I went back to get three more turrones after I devoured the first three in less time than it takes most people to tie their shoes. Despite my impulse to go back to the turrones I knew and loved, I opted for variety, thinking I might reach even greater turron heights. Alas, like Icarus, I flew too close to the sun. The turron de alicante, which is a hard version of the turron de jijona, is a classic, but can tend toward tooth cracking. Take care if you value your dental work. The turron de mazapan y frutas is fruitcake in turron form. Stay away unless you're in your seventies and British. The turron de chocolate y almendras is really just a block of chocolate with almonds. Resist unless you're looking for a reasonable substitute for Hershey's milk chocolate.

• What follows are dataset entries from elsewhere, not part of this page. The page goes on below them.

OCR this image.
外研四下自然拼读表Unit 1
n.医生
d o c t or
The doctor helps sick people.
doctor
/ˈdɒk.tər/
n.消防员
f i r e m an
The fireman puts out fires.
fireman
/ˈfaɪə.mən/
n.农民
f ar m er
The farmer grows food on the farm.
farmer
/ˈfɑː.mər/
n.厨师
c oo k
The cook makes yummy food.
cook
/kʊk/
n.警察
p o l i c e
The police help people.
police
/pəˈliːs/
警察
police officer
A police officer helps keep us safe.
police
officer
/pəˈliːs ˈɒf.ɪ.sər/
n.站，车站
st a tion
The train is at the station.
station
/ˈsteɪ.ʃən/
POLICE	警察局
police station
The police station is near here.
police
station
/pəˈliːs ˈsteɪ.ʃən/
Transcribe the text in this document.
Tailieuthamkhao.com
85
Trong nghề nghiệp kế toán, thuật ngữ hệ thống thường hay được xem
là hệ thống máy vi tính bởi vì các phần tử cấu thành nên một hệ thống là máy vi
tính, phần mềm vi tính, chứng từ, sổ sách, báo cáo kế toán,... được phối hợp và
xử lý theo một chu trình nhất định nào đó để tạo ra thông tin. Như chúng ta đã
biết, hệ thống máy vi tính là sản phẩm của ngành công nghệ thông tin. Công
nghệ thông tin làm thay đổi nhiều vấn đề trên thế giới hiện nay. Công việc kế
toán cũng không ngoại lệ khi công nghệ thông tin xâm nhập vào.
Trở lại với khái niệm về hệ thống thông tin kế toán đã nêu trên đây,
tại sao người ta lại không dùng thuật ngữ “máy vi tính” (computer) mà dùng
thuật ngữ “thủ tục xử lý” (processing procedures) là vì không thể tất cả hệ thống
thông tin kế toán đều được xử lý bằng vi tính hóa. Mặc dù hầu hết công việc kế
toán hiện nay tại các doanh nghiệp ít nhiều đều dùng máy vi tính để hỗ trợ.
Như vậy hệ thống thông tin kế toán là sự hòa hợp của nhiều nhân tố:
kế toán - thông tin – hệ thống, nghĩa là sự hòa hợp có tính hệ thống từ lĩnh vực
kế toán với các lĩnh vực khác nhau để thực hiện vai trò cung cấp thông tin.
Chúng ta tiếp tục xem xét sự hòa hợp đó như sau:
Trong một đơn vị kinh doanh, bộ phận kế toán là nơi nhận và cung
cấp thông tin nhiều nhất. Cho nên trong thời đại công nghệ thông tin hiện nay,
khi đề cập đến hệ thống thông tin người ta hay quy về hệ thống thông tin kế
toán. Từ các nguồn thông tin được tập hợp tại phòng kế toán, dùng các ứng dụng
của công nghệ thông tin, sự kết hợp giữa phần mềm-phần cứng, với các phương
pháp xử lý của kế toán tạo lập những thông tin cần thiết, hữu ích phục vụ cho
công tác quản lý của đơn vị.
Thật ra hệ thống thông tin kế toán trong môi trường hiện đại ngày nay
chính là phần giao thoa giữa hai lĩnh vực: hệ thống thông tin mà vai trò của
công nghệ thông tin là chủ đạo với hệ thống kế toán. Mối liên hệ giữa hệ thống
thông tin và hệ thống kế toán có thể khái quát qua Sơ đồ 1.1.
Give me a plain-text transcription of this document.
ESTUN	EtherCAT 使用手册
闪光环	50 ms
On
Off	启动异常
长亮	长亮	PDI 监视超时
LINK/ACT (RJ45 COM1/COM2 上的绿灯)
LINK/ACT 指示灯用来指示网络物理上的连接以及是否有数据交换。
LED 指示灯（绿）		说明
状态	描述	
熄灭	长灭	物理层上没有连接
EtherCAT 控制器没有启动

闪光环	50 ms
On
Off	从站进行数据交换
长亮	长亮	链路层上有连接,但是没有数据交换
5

Don't get me wrong. I'm still working my way through these bad boys. As they say here, even bad turrones are better than none.


Amreen said...

yummmmm....i'm all about sampling international sweet phenomena! thanks for introducing me to yet another one. i had brunch at the king eddie on sunday, and went straight for the dessert buffet, where i had to literally restrain myself from diving head first into the chocolate fountain.

Barcelona Food Girl said...

I will bring you some when I come back home for the holidays. You'll love it!